Direktur Tindak Pidana Umum (Dirtipidum) Bareskrim Polri, Brigjen Djuhandani Rahardjo Puro, menyebut hal itu diketahui setelah pihaknya merampungkan identifikasi. Hasil identifikasi diketahui 12 senjata di rumah SYL memiliki izin yang sah.

“Dari hasil penyelidikan kita mendapatkan sementara senjata-senjata yang ada di tempat saudara SYL, menurut dari Baintel itu terdaftar, ada suratnya,” jelas Djuhandani.

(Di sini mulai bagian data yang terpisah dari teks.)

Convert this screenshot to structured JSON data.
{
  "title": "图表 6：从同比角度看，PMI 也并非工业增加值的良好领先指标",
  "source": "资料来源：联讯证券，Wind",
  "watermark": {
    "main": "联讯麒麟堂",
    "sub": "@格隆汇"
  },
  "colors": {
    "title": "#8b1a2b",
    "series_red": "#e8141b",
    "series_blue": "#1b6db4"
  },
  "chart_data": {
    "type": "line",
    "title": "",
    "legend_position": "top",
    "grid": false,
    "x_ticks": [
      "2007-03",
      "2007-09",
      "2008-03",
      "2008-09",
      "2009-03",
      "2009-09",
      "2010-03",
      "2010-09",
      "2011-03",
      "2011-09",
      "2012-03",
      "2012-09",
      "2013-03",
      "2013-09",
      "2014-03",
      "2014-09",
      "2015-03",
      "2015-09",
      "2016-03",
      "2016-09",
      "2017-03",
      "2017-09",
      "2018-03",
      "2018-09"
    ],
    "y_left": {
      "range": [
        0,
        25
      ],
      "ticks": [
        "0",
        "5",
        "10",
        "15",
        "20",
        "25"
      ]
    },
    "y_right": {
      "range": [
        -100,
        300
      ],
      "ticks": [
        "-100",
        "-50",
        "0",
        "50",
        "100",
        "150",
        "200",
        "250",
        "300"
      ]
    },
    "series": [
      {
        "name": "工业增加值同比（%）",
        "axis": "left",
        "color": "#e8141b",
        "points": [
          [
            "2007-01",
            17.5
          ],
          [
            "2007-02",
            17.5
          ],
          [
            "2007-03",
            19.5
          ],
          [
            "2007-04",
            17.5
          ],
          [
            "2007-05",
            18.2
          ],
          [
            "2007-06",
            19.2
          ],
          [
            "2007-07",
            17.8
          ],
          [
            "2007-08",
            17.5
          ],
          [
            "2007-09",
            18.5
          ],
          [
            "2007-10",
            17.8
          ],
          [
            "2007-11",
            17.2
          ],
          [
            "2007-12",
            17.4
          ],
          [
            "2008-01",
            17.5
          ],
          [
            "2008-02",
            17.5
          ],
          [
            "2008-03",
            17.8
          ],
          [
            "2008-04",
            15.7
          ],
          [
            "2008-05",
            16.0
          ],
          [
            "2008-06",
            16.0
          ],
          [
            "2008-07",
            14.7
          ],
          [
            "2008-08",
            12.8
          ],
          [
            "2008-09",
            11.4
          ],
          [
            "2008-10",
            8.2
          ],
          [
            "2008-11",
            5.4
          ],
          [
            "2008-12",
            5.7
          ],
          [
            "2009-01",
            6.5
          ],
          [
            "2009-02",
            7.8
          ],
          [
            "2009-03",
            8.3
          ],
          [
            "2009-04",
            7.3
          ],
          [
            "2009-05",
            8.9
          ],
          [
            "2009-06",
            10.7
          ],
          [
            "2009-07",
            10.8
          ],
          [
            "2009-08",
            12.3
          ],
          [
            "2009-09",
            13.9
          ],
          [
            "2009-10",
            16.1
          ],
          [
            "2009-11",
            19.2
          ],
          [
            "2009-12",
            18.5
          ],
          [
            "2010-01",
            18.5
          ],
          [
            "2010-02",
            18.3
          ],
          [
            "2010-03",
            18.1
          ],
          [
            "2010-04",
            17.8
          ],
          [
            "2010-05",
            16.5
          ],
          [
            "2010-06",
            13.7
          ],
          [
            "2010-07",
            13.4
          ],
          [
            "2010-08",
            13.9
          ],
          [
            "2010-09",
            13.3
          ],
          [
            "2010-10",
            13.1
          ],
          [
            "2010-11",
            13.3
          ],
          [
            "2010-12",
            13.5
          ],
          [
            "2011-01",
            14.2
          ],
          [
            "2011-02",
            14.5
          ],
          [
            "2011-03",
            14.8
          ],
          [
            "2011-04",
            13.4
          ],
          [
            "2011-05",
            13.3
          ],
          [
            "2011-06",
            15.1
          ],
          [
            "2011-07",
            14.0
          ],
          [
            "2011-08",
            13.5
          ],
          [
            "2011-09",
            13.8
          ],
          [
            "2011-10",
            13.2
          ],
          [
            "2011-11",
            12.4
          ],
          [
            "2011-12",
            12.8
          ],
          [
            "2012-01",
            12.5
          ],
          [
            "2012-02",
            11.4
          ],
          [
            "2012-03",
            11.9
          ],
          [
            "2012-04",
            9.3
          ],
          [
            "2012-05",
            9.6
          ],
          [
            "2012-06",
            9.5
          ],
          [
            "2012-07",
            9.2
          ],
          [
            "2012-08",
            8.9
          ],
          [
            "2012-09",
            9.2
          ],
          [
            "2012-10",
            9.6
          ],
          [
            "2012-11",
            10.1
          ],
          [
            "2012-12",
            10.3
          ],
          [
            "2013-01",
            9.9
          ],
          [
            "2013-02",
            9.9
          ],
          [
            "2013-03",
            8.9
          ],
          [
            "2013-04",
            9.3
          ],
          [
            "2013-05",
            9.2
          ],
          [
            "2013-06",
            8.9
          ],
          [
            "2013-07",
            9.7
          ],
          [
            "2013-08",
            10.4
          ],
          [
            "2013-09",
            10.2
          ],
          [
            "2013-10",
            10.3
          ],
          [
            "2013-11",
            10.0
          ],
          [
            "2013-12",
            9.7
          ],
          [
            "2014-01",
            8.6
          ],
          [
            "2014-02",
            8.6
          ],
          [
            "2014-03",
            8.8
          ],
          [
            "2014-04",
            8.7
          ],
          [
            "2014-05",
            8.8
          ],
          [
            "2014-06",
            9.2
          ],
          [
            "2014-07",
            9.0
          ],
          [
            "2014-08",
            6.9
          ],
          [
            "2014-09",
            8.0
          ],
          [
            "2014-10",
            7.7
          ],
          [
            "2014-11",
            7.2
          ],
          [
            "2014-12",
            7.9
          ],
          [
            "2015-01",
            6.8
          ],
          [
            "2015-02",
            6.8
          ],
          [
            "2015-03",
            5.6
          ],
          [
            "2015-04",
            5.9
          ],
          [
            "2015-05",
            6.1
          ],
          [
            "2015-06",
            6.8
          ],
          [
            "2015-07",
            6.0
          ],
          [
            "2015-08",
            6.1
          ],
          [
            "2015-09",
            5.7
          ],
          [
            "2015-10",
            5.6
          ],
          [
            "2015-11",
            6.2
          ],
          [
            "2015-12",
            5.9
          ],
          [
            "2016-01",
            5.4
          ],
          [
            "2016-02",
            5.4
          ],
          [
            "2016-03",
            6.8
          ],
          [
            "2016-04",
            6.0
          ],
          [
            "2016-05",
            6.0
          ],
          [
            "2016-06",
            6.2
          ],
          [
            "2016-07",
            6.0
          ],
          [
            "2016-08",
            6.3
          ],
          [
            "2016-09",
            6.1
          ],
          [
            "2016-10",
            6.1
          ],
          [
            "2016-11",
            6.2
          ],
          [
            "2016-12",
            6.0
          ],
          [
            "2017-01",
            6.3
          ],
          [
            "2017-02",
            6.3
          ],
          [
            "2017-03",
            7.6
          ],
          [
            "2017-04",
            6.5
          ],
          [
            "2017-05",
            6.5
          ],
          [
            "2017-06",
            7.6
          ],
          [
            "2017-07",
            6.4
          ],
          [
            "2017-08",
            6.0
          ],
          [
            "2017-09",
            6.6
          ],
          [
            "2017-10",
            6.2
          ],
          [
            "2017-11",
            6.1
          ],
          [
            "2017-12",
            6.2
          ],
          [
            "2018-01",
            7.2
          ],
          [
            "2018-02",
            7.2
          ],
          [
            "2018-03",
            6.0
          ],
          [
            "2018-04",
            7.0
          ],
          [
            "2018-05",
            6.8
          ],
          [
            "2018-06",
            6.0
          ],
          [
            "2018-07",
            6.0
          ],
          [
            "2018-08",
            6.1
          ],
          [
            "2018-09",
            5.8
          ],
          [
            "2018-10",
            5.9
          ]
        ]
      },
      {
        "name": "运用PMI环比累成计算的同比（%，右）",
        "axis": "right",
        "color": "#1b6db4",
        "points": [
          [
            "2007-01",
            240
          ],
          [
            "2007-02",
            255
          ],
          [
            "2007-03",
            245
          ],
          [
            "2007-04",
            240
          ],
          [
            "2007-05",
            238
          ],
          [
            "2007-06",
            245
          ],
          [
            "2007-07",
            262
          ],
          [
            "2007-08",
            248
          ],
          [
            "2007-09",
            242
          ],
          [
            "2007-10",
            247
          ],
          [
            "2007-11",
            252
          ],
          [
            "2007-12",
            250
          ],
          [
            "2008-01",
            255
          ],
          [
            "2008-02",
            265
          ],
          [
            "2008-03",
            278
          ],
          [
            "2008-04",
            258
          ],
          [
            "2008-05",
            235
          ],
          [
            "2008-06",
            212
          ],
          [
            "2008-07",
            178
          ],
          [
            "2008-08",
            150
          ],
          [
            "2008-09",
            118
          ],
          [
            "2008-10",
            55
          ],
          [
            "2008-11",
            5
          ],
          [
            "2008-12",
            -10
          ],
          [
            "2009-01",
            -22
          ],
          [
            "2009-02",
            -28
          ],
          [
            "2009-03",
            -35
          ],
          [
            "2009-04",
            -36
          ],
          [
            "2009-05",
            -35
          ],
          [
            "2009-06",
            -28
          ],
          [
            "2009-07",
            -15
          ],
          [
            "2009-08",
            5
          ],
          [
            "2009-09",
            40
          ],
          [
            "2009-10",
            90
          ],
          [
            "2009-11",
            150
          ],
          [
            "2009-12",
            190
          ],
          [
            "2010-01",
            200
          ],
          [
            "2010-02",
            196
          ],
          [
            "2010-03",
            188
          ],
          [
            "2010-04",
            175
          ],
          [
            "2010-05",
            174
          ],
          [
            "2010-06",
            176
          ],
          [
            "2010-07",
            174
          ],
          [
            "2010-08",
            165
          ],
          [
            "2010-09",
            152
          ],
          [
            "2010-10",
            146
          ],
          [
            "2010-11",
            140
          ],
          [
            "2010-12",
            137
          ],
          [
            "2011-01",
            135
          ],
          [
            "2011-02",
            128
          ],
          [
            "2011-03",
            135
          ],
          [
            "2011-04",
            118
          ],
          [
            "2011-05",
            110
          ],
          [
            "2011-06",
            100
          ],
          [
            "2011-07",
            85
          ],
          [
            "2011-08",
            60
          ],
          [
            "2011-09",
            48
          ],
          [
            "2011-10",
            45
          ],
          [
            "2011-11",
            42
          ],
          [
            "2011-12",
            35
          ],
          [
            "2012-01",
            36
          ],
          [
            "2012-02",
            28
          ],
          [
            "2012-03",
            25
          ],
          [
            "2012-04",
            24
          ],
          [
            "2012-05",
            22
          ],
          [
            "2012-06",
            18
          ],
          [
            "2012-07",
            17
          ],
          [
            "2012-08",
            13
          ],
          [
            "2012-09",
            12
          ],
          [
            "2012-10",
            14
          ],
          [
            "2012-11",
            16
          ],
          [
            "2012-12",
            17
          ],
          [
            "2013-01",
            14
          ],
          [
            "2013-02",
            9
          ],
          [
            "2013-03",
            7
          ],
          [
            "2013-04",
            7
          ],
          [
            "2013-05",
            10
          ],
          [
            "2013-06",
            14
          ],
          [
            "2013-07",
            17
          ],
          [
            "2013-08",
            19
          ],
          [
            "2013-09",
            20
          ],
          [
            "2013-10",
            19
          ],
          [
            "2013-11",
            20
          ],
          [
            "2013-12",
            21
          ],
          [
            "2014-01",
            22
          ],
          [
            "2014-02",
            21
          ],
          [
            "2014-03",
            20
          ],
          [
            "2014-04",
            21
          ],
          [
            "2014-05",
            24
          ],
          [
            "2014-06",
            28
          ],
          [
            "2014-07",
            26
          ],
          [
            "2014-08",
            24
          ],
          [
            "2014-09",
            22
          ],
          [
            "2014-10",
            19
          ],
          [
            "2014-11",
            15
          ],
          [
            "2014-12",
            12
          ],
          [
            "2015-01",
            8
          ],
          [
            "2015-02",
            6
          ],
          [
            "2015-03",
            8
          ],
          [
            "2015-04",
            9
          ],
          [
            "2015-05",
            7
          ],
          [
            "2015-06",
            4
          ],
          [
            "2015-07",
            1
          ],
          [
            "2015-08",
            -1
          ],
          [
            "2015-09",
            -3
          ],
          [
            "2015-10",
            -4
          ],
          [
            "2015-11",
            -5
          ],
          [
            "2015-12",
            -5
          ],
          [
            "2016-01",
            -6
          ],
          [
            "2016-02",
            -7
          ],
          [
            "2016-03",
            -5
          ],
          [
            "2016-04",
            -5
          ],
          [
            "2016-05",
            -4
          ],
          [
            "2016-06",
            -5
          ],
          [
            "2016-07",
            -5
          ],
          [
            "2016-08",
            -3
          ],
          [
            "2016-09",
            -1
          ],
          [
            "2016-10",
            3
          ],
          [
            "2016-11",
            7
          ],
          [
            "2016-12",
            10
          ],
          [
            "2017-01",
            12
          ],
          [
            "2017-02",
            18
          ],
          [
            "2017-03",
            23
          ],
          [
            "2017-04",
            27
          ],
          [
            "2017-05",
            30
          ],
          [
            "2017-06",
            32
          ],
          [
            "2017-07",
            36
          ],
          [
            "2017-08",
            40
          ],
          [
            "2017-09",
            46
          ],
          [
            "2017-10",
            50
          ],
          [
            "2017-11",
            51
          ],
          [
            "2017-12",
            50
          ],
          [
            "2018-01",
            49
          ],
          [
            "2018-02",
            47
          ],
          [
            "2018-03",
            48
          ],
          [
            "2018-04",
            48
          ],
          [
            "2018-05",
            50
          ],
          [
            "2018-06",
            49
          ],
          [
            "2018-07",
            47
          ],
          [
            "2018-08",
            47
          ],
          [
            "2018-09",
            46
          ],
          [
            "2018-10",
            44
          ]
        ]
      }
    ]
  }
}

Djuhandani memastikan semua senjata terdaftar atas nama SYL. Walau ada beberapa senjata merupakan hibah, tapi bukti hibah ada. Dia mengaku, masih menunggu tindak lanjut dari KPK untuk memproses belasan senjata itu.

“Kami masih menunggu lebih lanjut karena senjata-senjata tersebut masih dalam penguasaan dari KPK, hanya prosesnya masih dititipkan (di Bareskrim),” jelasnya.